## Why we should abandon “statistical significance”

So a nice paper by McShane et al. has appeared on the arXiv with the title Abandon Statistical Significance and abstract:

In science publishing and many areas of research, the status quo is a lexicographic decision rule in which any result is first required to have a p-value that surpasses the 0.05 threshold and only then is consideration–often scant–given to such factors as prior and related evidence, plausibility of mechanism, study design and data quality, real world costs and benefits, novelty of finding, and other factors that vary by research domain. There have been recent proposals to change the p-value threshold, but instead we recommend abandoning the null hypothesis significance testing paradigm entirely, leaving p-values as just one of many pieces of information with no privileged role in scientific publication and decision making. We argue that this radical approach is both practical and sensible.

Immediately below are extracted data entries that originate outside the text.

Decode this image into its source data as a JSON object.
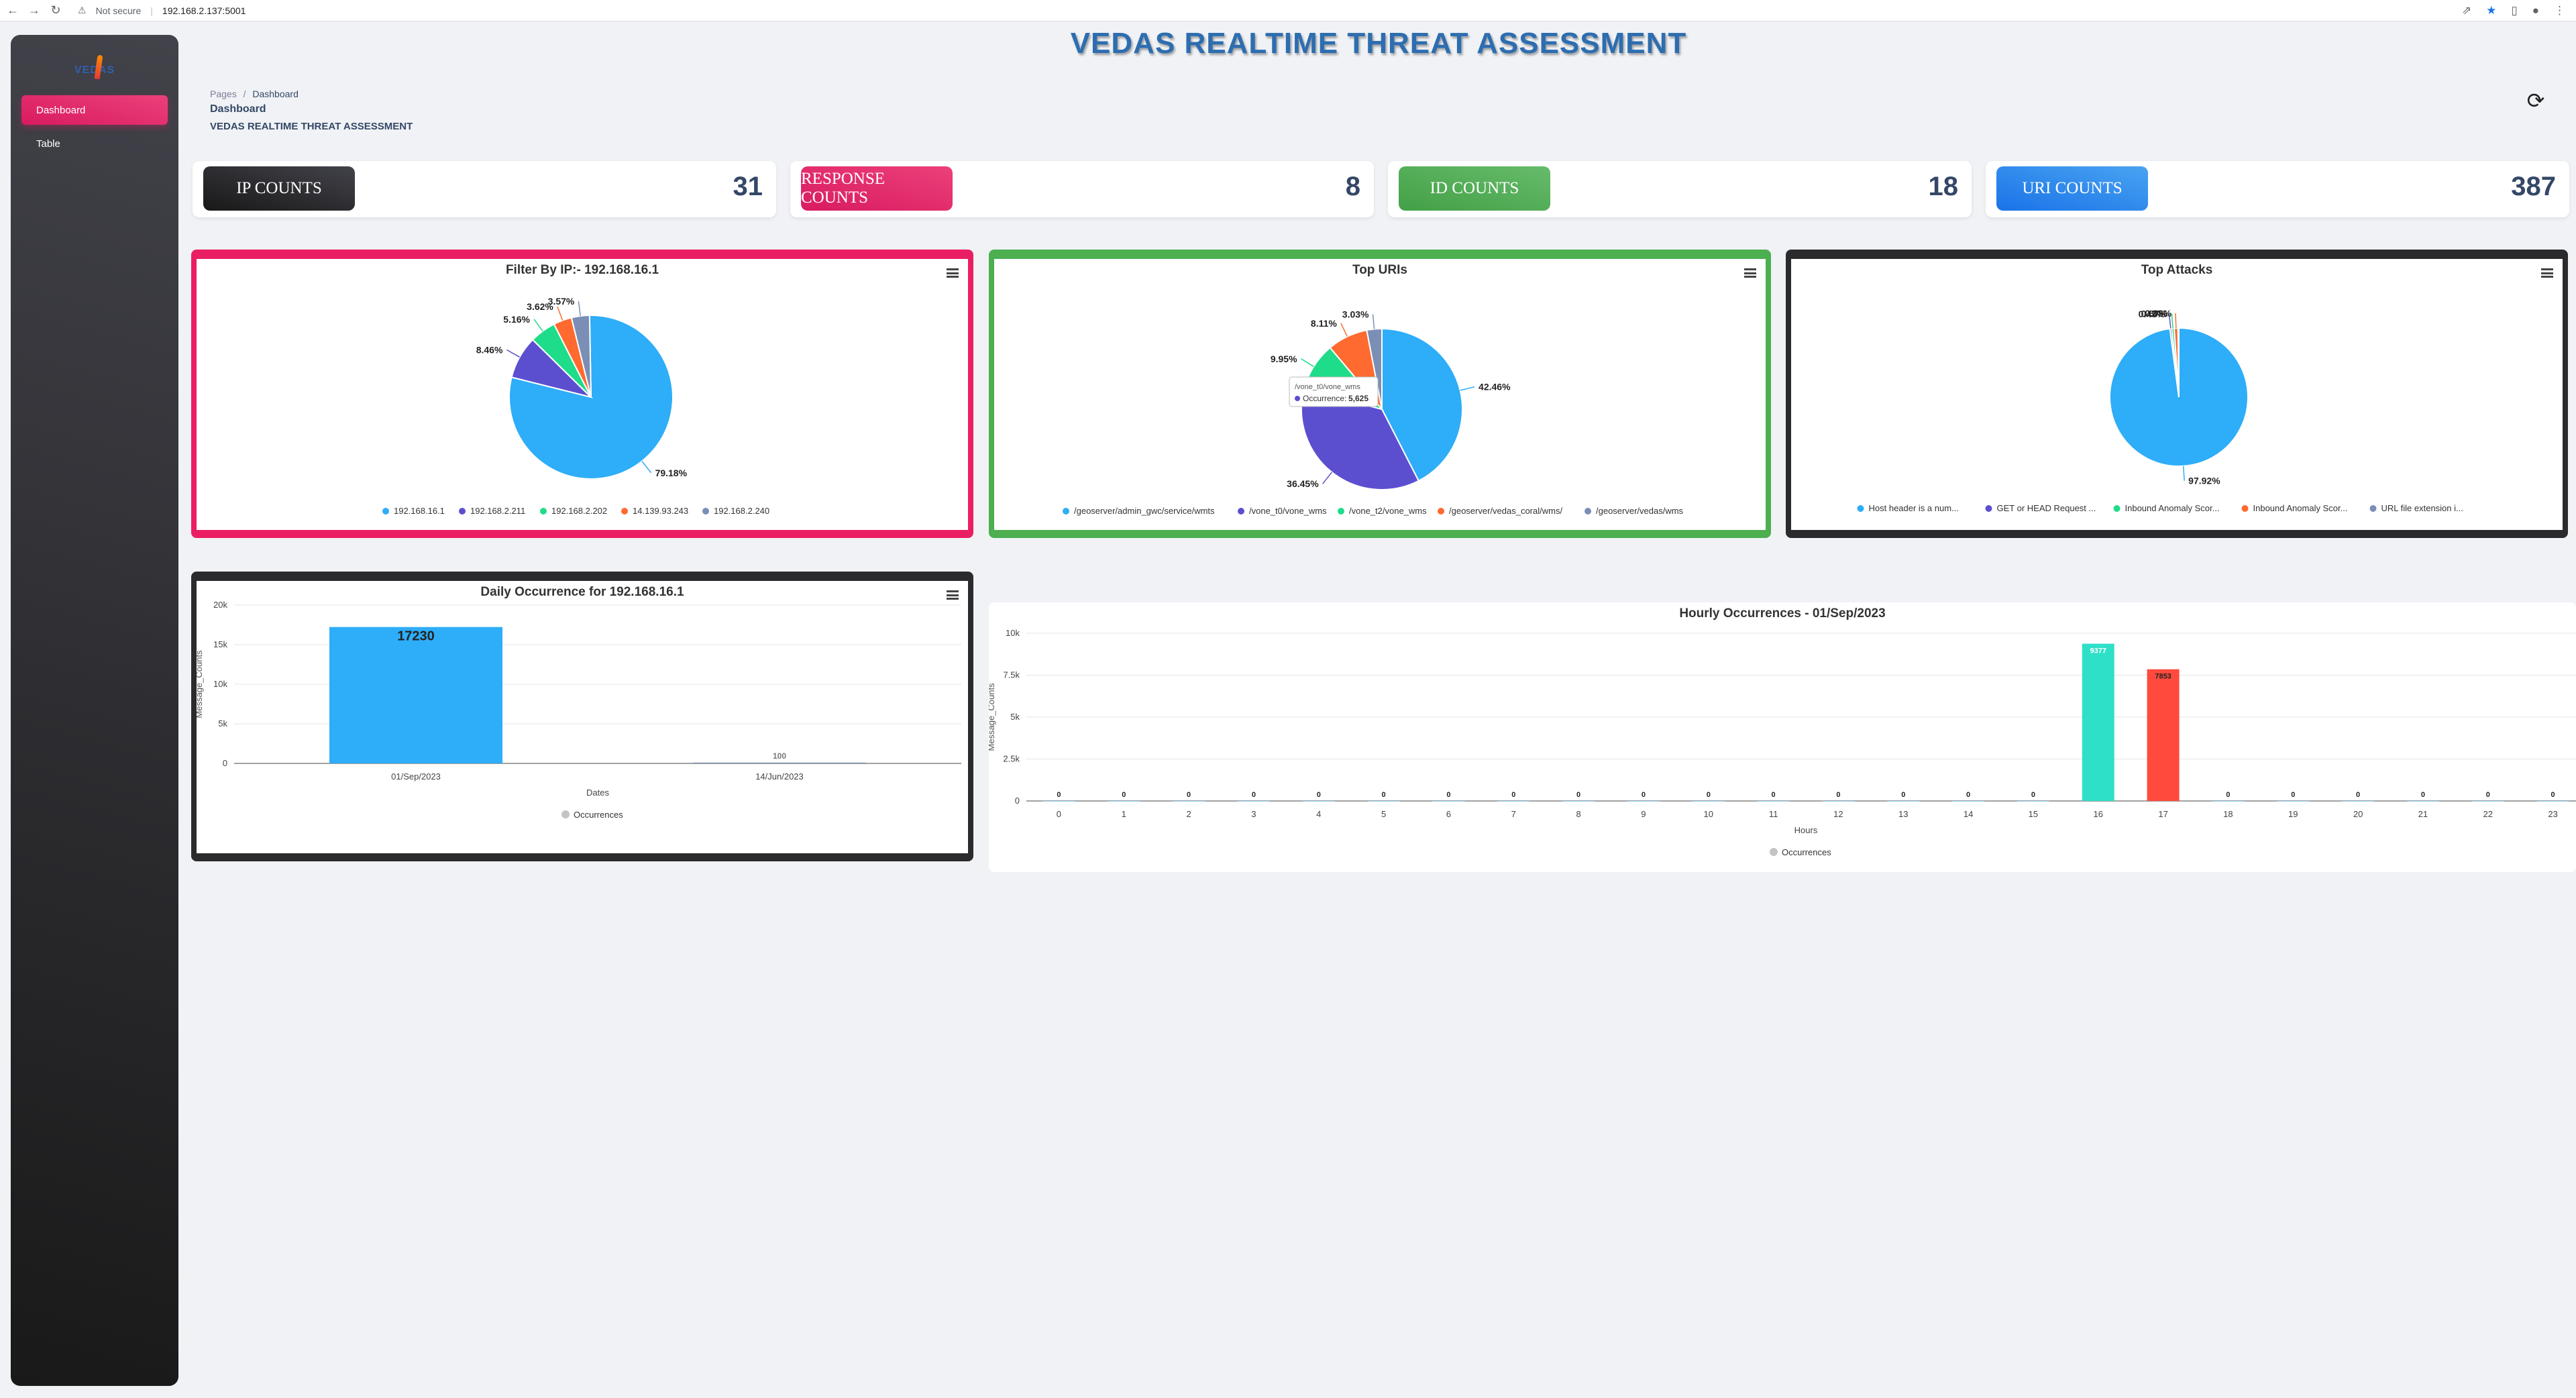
{
  "browser": {
    "security_label": "Not secure",
    "url": "192.168.2.137:5001"
  },
  "app_title": "VEDAS REALTIME THREAT ASSESSMENT",
  "sidebar": {
    "logo_text": "VEDAS",
    "items": [
      {
        "label": "Dashboard",
        "active": true
      },
      {
        "label": "Table",
        "active": false
      }
    ]
  },
  "breadcrumb": {
    "root": "Pages",
    "separator": "/",
    "current": "Dashboard",
    "title": "Dashboard",
    "subtitle": "VEDAS REALTIME THREAT ASSESSMENT"
  },
  "stats": [
    {
      "label": "IP COUNTS",
      "value": "31",
      "color": "#2b2b2e"
    },
    {
      "label": "RESPONSE COUNTS",
      "value": "8",
      "color": "#e91e63"
    },
    {
      "label": "ID COUNTS",
      "value": "18",
      "color": "#4caf50"
    },
    {
      "label": "URI COUNTS",
      "value": "387",
      "color": "#2196f3"
    }
  ],
  "colors": {
    "blue": "#2eadf8",
    "purple": "#5b4fcf",
    "green": "#1fdc8a",
    "orange": "#ff6a30",
    "slate": "#7b8eb5",
    "teal": "#2fe0c8",
    "red": "#ff4a3d",
    "grey": "#c4c4c4",
    "border_pink": "#e91e63",
    "border_green": "#4caf50",
    "border_dark": "#2b2b2e"
  },
  "chart_data": [
    {
      "type": "pie",
      "title": "Filter By IP:- 192.168.16.1",
      "labels": [
        "192.168.16.1",
        "192.168.2.211",
        "192.168.2.202",
        "14.139.93.243",
        "192.168.2.240"
      ],
      "values": [
        79.18,
        8.46,
        5.16,
        3.62,
        3.57
      ],
      "value_labels": [
        "79.18%",
        "8.46%",
        "5.16%",
        "3.62%",
        "3.57%"
      ],
      "legend": "bottom"
    },
    {
      "type": "pie",
      "title": "Top URIs",
      "labels": [
        "/geoserver/admin_gwc/service/wmts",
        "/vone_t0/vone_wms",
        "/vone_t2/vone_wms",
        "/geoserver/vedas_coral/wms/",
        "/geoserver/vedas/wms"
      ],
      "values": [
        42.46,
        36.45,
        9.95,
        8.11,
        3.03
      ],
      "value_labels": [
        "42.46%",
        "36.45%",
        "9.95%",
        "8.11%",
        "3.03%"
      ],
      "legend": "bottom",
      "tooltip": {
        "title": "/vone_t0/vone_wms",
        "label": "Occurrence:",
        "value": "5,625"
      }
    },
    {
      "type": "pie",
      "title": "Top Attacks",
      "labels": [
        "Host header is a num...",
        "GET or HEAD Request ...",
        "Inbound Anomaly Scor...",
        "Inbound Anomaly Scor...",
        "URL file extension i..."
      ],
      "values": [
        97.92,
        0.43,
        0.57,
        0.88,
        0.2
      ],
      "value_labels": [
        "97.92%",
        "0.43%",
        "0.57%",
        "0.88%"
      ],
      "legend": "bottom"
    },
    {
      "type": "bar",
      "title": "Daily Occurrence for 192.168.16.1",
      "categories": [
        "01/Sep/2023",
        "14/Jun/2023"
      ],
      "series": [
        {
          "name": "Occurrences",
          "values": [
            17230,
            100
          ]
        }
      ],
      "value_labels": [
        "17230",
        "100"
      ],
      "xlabel": "Dates",
      "ylabel": "Message_Counts",
      "ylim": [
        0,
        20000
      ],
      "yticks": [
        "0",
        "5k",
        "10k",
        "15k",
        "20k"
      ],
      "grid": true,
      "legend": "bottom"
    },
    {
      "type": "bar",
      "title": "Hourly Occurrences - 01/Sep/2023",
      "categories": [
        "0",
        "1",
        "2",
        "3",
        "4",
        "5",
        "6",
        "7",
        "8",
        "9",
        "10",
        "11",
        "12",
        "13",
        "14",
        "15",
        "16",
        "17",
        "18",
        "19",
        "20",
        "21",
        "22",
        "23"
      ],
      "series": [
        {
          "name": "Occurrences",
          "values": [
            0,
            0,
            0,
            0,
            0,
            0,
            0,
            0,
            0,
            0,
            0,
            0,
            0,
            0,
            0,
            0,
            9377,
            7853,
            0,
            0,
            0,
            0,
            0,
            0
          ]
        }
      ],
      "xlabel": "Hours",
      "ylabel": "Message_Counts",
      "ylim": [
        0,
        10000
      ],
      "yticks": [
        "0",
        "2.5k",
        "5k",
        "7.5k",
        "10k"
      ],
      "grid": true,
      "legend": "bottom"
    }
  ]
}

This piece is in part a reaction to a paper by Benjamin et al. in Nature Human Behaviour that argues for the adoption of a standard threshold of p=0.005 rather than the more usual p=0.05. This latter paper has generated a lot of interest, but I think it misses the point entirely. The fundamental problem is not what number is chosen for the threshold p-value, but what this statistic does (and does not) mean. It seems to me the p-value is usually an answer to a question which is quite different from that which a scientist would want to ask, which is what the data have to say about a given hypothesis. I’ve banged on about Bayesian methods quite enough on this blog so I won’t repeat the arguments here, except that such approaches focus on the probability of a hypothesis being right given the data, rather than on properties that the data might have given the hypothesis.

While I generally agree with the arguments given in McShane et al, I don’t think it goes far enough. I think p-values are so misleading, if I had my way I’d ban them altogether!

### 9 Responses to “Why we should abandon “statistical significance””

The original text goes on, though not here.